К рассвету, когда оплетенная красным плющем дверь открылась и Павек вытащил себя на свежий воздух, она уже промерзла до костей, несмотря на свой плащ, а сомнения изьели всю ее душу. Ее голос отказался повиноваться ей, когда она попыталась позвать его по имени, она попыталась еще раз — без того же успеха. Он остановился около угла своего домика и уставился на нее в ожидании, не собираясь подходить ближе.
— Телами сегодня отдыхает. Я поведу тебя в свою рощу.
Все сомнения и колебания не подготовили ее к хмурому, недовольному выражению, внезапно появившемся на лице Павека. Он сжал губы и насупился.
— Нет необходимости быть таким счастливым.
— Это ты решила? Если Телами устала-
Взмахом руки она оборвала его недовольное брюзжание. — Я держу дверь и для остальных начинающих. Могу подержать ее и для тебя.
Из деревни они вышли вместе, так как Акашия еще не была настолько посвящена в тайны Квирайта, чтобы прокатиться на силе стража с одного места на другое, как это делала Телами. Любопытство преодолело ее настороженность — у ней было мало возможностей пообщаться с кем-нибудь, кто жил внутри тяжелых желтых стен Урика, а с тем, кто вел жизнь темплара, она не разговаривала никогда. В результате она донимала его вопросами, на которые он отвечал или ворчанием или пожатием плеч. В равной степени разочарованная и смущенная, она решила дать этой односторонней беседе умереть. Павек, который легко мог бы выдержать ее темп, отстал на добрых пятнадцать шагов и так и шел, пока зеленый луг ее собственной рощи не возник перед ними.
Наблюдая за ним краешком глаза она ждала его реакции. Дети Квирайта чаще всего высоко подпрыгивали в воздух, вереща от восторга, или падали на землю, зарываясь лицом в сладостно пахнувшие полевые цветы, которые она вырастила. Павек же сделал несколько шагов в высокой, по пояс, траве, и остановился.
— Где тропинка? Я не знаю куда идти. Я не вижу своих ног. Я могу ступить в плохое место.
Не ребенок, с сожалением подумала Акашия, и не мужчина, а сломанный мужчина. — Здесь нет полохих мест, Павек, — сказала она, потом добавила с ехидным смешком, — Если ты не сделаешь все это место плохим.
Он недовольно что-то пробурчал, и она подошла ближе, чтобы пристыдить и поддразнить его. Но это была ее роща — ее особое место на Атхасе — и она сама наполнила ее радостью, и все остальные чувства были запрещены здесь.
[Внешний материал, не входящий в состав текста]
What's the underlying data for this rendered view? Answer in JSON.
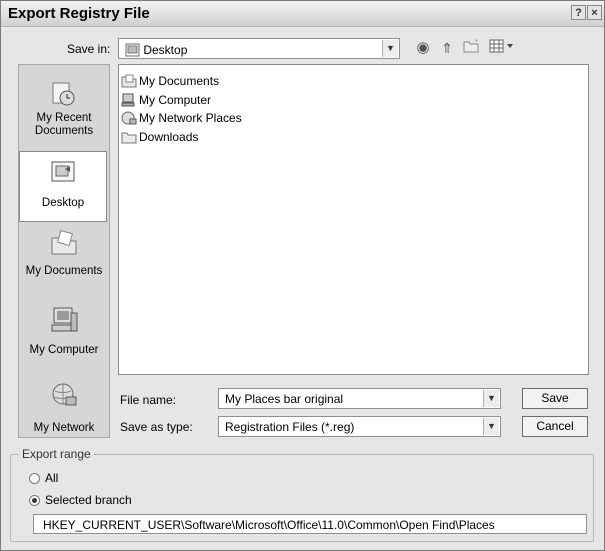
{
  "window": {
    "title": "Export Registry File",
    "help_icon": "?",
    "close_icon": "×"
  },
  "save_in": {
    "label": "Save in:",
    "value": "Desktop",
    "toolbar_icons": [
      "back-icon",
      "up-folder-icon",
      "new-folder-icon",
      "views-menu-icon"
    ]
  },
  "places_bar": {
    "items": [
      {
        "label": "My Recent Documents",
        "icon": "recent-documents-icon"
      },
      {
        "label": "Desktop",
        "icon": "desktop-icon",
        "selected": true
      },
      {
        "label": "My Documents",
        "icon": "my-documents-icon"
      },
      {
        "label": "My Computer",
        "icon": "my-computer-icon"
      },
      {
        "label": "My Network",
        "icon": "my-network-icon"
      }
    ]
  },
  "file_list": {
    "items": [
      {
        "label": "My Documents",
        "icon": "folder-documents-icon"
      },
      {
        "label": "My Computer",
        "icon": "computer-icon"
      },
      {
        "label": "My Network Places",
        "icon": "network-places-icon"
      },
      {
        "label": "Downloads",
        "icon": "folder-icon"
      }
    ]
  },
  "form": {
    "file_name_label": "File name:",
    "file_name_value": "My Places bar original",
    "save_as_type_label": "Save as type:",
    "save_as_type_value": "Registration Files (*.reg)",
    "save_button": "Save",
    "cancel_button": "Cancel"
  },
  "export_range": {
    "title": "Export range",
    "all_label": "All",
    "selected_branch_label": "Selected branch",
    "selected": "selected_branch",
    "branch_path": "HKEY_CURRENT_USER\\Software\\Microsoft\\Office\\11.0\\Common\\Open Find\\Places"
  }
}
— Фу, перестань дуться! Открой свои глаза, свое сердце, расслабься и иди!
Павек остался стоять где стоял.
— Беги за мной к центру!
— Это команда? — спросил Павек, его кулаки остались на бедрах. — Это часть сегодняшнего занятия?
Сломаный. Просто-Павек был безусловно сломан. Сущность друидства — вольность и дерзость, жизнь на грани риска и опасности, а сам друид — дерзкое и вольное существо, как сама земля Атхаса. А этот никогда не станет мастер-друидом, он думает только командами и выполнением приказов.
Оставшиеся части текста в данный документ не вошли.